Intrusive list pointers

Each Header contains next and prev pointers for intrusive linked lists:

pub const Header = struct {
    state: std.atomic.Value(u64),
    next: ?*Header = null,
    prev: ?*Header = null,
    vtable: *const VTable,
};

These are used by the global injection queue (singly-linked) and sync primitive waiter queues. Because the list pointers are embedded in the task header itself, there is zero allocation overhead for queue operations.

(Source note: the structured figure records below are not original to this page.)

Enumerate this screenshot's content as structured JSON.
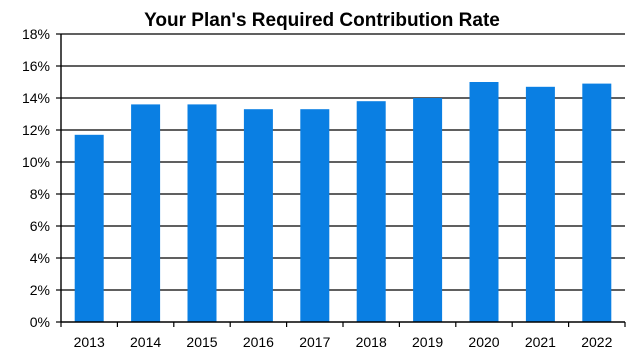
{
  "chart_data": {
    "type": "bar",
    "title": "Your Plan's Required Contribution Rate",
    "xlabel": "",
    "ylabel": "",
    "categories": [
      "2013",
      "2014",
      "2015",
      "2016",
      "2017",
      "2018",
      "2019",
      "2020",
      "2021",
      "2022"
    ],
    "series": [
      {
        "values": [
          11.7,
          13.6,
          13.6,
          13.3,
          13.3,
          13.8,
          14.0,
          15.0,
          14.7,
          14.9
        ]
      }
    ],
    "ylim": [
      0,
      18
    ],
    "yticks": [
      0,
      2,
      4,
      6,
      8,
      10,
      12,
      14,
      16,
      18
    ],
    "ytick_labels": [
      "0%",
      "2%",
      "4%",
      "6%",
      "8%",
      "10%",
      "12%",
      "14%",
      "16%",
      "18%"
    ],
    "grid": "horizontal",
    "legend": "none",
    "bar_color": "#0a7fe3"
  }
}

Work-stealing join and the state machine

When JoinHandle.join() is called, the runtime uses helpUntilComplete (on worker threads) or blockOnComplete (on non-worker threads) to execute other tasks while waiting. This interacts with the state machine as follows:

The worker saves the current current_header thread-local (the calling task’s header).
The worker enters a loop that calls findWork() and executeTask() — the same path as the normal run loop. Each executed task goes through the full IDLE -> SCHEDULED -> RUNNING -> (IDLE or COMPLETE) lifecycle.
After each task execution, the worker checks target.isComplete() on the join target. This reads the lifecycle field from the target’s packed atomic state word. If lifecycle == .complete, the join is satisfied.
The worker restores the saved current_header, so the calling task resumes with correct thread-local context.

Because spawnFromWorker places the target task in the LIFO slot, helpUntilComplete typically finds and executes the target on its first iteration — the state machine transitions from SCHEDULED to RUNNING to COMPLETE happen inline within the join call.